China's average temperature may rise by 2.8 degrees Celsius by 2030 and its
crop production could tumble by 10 percent as global warming throws the climate
into disarray, a senior Chinese climate official said on Thursday.
The leading China Meteorological Administration official told a government
meeting in Beijing that global warming is likely to lift China's average
temperature -- compared to annual averages for 1961-1990 -- by 1.3 to 2.1
degrees Celsius by 2020, and by 1.5 to 2.8 degrees by 2030, the Xinhua News
Agency reported.
And these rises threaten to overturn patterns of rainfall and slash crop
output, said the official, whom Xinhua did not name.
"Our country's precipitation distribution over time and space will become
even more unbalanced," Xinhua said, citing the official, who said the changes
would lead to less rain and the accelerated spread of arid land in northern
China and around the Yangtze River, the country's largest river.

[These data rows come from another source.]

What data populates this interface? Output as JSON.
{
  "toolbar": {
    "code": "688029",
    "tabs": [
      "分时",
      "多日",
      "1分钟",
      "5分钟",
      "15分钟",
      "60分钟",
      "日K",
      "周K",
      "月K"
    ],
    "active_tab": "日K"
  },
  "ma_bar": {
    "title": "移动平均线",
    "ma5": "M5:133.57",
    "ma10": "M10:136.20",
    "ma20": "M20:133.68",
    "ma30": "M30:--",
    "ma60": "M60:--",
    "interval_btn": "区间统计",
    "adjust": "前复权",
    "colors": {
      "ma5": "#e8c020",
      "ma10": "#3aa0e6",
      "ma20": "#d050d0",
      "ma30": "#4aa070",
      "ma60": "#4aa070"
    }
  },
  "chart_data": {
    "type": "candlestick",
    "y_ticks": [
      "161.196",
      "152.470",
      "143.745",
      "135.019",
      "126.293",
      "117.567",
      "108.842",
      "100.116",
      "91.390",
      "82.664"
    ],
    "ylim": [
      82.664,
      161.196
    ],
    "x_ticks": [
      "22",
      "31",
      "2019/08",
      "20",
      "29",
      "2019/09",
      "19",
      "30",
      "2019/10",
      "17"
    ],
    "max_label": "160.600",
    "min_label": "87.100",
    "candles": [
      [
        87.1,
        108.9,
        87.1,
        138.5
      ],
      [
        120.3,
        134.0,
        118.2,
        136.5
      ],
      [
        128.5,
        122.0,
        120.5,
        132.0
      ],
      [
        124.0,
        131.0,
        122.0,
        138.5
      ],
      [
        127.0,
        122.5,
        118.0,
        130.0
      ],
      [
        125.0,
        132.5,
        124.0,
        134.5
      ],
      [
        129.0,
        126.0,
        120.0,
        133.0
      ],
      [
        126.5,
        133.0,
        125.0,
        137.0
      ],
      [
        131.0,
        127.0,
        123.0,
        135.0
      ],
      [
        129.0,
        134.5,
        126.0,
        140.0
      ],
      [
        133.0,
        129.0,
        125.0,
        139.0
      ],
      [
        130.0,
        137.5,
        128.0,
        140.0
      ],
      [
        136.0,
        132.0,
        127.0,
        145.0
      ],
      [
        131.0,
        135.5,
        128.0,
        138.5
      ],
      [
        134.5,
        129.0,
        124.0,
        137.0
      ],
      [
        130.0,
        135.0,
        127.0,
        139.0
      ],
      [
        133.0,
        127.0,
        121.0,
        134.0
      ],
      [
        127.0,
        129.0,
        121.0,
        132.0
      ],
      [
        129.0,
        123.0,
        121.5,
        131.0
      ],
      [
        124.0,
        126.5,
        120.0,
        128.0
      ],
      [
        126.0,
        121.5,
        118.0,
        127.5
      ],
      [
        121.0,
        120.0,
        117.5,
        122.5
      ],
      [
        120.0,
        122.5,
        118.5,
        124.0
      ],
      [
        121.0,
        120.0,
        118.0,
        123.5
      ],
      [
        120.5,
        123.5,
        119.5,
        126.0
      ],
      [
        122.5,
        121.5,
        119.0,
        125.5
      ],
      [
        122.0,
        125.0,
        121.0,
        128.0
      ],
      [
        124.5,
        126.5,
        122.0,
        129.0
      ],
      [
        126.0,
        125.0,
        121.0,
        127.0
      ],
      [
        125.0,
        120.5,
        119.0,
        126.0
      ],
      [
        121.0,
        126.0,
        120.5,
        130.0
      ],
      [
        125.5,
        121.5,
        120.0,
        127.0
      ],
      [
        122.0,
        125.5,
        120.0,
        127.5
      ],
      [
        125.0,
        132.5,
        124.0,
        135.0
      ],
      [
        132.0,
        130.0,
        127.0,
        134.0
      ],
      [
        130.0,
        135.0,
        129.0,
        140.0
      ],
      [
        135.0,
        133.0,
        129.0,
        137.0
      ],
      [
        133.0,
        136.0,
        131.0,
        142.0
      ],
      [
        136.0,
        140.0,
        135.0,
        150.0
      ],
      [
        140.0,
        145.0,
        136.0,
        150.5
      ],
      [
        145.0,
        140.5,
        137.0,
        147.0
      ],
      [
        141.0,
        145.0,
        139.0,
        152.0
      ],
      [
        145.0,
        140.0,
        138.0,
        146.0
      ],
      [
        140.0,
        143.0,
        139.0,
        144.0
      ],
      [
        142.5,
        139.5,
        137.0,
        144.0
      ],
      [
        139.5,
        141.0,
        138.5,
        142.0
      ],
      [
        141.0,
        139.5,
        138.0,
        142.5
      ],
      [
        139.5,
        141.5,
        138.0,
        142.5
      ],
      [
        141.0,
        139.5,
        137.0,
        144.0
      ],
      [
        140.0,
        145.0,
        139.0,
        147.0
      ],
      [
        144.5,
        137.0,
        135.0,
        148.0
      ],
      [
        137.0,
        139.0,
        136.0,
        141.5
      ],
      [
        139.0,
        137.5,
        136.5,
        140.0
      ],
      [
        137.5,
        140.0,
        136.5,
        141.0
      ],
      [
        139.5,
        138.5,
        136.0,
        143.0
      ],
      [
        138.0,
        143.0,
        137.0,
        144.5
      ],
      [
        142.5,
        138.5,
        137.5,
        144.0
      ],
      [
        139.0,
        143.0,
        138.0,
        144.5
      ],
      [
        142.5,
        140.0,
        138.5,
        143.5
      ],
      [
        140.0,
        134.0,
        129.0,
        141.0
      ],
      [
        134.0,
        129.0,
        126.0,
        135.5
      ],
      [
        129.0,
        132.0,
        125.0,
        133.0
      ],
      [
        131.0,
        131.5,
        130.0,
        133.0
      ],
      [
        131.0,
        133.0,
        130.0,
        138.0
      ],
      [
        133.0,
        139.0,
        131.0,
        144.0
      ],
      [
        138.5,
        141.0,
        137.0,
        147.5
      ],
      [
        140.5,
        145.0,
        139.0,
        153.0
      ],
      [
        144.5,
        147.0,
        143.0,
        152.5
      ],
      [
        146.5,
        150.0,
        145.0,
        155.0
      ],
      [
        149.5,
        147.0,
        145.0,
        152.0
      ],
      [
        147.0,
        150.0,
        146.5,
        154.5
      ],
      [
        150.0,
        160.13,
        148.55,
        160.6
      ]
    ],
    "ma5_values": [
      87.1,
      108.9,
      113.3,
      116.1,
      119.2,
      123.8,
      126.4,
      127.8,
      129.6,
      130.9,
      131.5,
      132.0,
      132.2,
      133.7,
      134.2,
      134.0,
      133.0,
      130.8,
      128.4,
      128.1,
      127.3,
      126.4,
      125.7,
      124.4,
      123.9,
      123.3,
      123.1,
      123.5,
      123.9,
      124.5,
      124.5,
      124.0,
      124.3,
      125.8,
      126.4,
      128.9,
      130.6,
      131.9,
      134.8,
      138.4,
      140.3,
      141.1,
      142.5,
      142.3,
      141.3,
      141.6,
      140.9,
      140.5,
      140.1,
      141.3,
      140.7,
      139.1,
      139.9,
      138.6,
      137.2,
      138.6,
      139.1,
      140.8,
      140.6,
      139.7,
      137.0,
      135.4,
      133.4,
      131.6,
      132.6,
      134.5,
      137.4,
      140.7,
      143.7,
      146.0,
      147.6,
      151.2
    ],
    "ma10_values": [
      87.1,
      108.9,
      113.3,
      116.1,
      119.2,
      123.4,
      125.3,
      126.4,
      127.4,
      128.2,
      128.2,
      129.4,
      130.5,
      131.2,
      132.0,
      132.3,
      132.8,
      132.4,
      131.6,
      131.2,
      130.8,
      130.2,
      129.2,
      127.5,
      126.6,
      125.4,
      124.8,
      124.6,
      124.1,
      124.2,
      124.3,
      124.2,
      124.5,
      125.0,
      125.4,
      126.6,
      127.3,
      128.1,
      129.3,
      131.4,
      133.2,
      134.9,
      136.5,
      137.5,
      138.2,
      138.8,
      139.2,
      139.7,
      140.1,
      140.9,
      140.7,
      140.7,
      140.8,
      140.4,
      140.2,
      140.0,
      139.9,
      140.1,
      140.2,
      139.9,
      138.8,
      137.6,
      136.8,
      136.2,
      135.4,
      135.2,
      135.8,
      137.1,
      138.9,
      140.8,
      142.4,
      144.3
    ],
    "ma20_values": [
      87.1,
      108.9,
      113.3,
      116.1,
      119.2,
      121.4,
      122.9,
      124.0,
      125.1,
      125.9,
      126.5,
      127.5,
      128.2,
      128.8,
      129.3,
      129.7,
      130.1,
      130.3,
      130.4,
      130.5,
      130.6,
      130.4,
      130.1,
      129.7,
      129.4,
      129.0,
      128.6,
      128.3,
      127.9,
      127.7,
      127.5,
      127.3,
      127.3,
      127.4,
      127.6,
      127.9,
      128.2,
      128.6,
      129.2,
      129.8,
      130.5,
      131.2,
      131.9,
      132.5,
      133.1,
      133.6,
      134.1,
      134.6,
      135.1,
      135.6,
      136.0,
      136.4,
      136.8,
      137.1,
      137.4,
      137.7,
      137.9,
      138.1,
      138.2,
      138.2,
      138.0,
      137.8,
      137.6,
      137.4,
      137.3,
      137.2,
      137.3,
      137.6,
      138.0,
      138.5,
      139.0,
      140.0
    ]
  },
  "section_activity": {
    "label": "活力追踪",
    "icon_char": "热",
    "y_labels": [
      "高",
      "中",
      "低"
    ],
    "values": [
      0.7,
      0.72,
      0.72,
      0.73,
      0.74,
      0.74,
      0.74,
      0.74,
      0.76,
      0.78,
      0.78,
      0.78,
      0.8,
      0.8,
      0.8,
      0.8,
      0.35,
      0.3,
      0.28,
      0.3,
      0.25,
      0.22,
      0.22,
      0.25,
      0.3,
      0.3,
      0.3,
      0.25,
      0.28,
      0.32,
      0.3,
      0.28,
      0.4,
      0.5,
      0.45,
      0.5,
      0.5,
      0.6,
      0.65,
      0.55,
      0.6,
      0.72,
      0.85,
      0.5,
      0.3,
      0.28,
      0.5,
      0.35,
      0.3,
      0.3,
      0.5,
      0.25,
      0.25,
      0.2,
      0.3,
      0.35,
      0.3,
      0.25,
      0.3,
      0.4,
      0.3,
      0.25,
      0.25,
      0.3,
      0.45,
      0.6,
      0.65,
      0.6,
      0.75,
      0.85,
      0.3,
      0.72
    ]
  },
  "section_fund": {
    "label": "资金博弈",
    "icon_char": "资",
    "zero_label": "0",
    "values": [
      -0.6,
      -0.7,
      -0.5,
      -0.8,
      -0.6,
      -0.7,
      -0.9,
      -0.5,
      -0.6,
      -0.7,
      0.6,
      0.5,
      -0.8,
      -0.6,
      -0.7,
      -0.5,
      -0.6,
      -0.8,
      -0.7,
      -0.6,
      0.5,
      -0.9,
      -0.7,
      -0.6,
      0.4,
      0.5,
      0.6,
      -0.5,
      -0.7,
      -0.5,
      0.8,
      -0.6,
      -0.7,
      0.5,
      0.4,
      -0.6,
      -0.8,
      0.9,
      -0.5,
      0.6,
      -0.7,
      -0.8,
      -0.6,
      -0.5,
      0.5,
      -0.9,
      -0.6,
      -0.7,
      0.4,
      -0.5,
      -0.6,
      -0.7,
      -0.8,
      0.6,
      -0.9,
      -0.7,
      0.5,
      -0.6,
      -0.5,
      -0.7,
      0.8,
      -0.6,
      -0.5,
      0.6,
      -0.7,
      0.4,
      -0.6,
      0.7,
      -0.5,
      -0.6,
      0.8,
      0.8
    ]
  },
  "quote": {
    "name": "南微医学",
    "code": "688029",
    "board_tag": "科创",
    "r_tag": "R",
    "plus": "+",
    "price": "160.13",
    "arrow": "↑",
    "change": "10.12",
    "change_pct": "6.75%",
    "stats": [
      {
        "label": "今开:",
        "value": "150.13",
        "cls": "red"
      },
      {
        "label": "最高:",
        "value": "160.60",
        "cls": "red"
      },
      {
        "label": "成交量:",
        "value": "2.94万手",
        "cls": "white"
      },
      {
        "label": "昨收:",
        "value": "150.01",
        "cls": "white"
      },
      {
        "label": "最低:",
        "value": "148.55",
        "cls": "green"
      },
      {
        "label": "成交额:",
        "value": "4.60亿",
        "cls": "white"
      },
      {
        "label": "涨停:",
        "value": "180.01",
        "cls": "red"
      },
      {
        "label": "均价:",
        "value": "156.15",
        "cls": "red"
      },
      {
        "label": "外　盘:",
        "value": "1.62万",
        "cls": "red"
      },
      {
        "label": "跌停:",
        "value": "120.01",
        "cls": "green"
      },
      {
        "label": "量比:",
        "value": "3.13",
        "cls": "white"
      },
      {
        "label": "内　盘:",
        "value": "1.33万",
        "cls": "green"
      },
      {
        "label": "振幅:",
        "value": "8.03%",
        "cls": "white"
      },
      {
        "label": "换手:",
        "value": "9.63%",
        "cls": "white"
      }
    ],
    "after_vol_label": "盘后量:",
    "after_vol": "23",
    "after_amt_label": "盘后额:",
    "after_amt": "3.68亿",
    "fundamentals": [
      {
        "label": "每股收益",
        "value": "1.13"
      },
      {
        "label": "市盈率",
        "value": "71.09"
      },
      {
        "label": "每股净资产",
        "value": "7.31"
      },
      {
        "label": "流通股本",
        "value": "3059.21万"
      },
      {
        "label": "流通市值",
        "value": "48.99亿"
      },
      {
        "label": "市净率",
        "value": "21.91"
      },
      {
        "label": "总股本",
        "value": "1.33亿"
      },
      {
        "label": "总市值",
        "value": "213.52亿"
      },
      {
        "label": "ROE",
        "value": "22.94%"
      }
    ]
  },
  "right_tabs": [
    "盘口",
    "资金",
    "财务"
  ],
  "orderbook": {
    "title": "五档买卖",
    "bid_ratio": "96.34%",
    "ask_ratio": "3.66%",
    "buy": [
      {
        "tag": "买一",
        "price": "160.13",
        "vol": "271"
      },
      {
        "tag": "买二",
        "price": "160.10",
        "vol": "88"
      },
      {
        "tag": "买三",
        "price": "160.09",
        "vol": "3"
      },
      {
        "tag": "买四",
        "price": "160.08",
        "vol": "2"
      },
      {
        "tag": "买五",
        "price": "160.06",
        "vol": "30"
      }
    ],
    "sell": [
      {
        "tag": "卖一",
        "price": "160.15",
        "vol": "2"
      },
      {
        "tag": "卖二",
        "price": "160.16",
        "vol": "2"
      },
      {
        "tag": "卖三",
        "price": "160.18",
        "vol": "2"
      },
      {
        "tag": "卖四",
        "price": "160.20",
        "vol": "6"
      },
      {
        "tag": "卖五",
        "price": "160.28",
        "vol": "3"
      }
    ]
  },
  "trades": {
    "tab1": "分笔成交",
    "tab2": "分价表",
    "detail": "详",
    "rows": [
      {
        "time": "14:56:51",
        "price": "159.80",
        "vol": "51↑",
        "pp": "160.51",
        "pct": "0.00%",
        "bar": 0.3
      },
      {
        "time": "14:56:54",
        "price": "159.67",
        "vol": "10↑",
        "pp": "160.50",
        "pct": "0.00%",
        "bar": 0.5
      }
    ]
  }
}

But in other areas, climate changes may lead to more severe and frequent
rainstorms that "will present a massive threat to our country's disaster
prevention system", the report said.
The official said disturbed weather patterns could cut China's crop
production by 5 to 10 percent by 2030, with wheat, rice and corn suffering the
steepest falls.
"Under the impact of cimate change, instability in our country's agricultural
production will increase and turbulence in production volumes will grow," the
report said.
Scientists believe industrial pollution and human consumption are raising
global temperatures by producing greenhouses gases that trap heat in the
atmosphere, especially carbon dioxide from burning coal and other fossil fuels.
The United States accounts for nearly a quarter -- 24 percent -- of all
emissions of carbon dioxide, the main greenhouse gas.
Chinese Vice Premier Hui Liangyu told the Beijing meeting on Thursday that
China needed to upgrade its weather tracking and climate research to address
impending change.
"We need to observe changes in weather and climate, and the question of
global warming, from a high strategic vantage point," he said, according to the
China Meteorological Administration website (www.cma.gov.cn).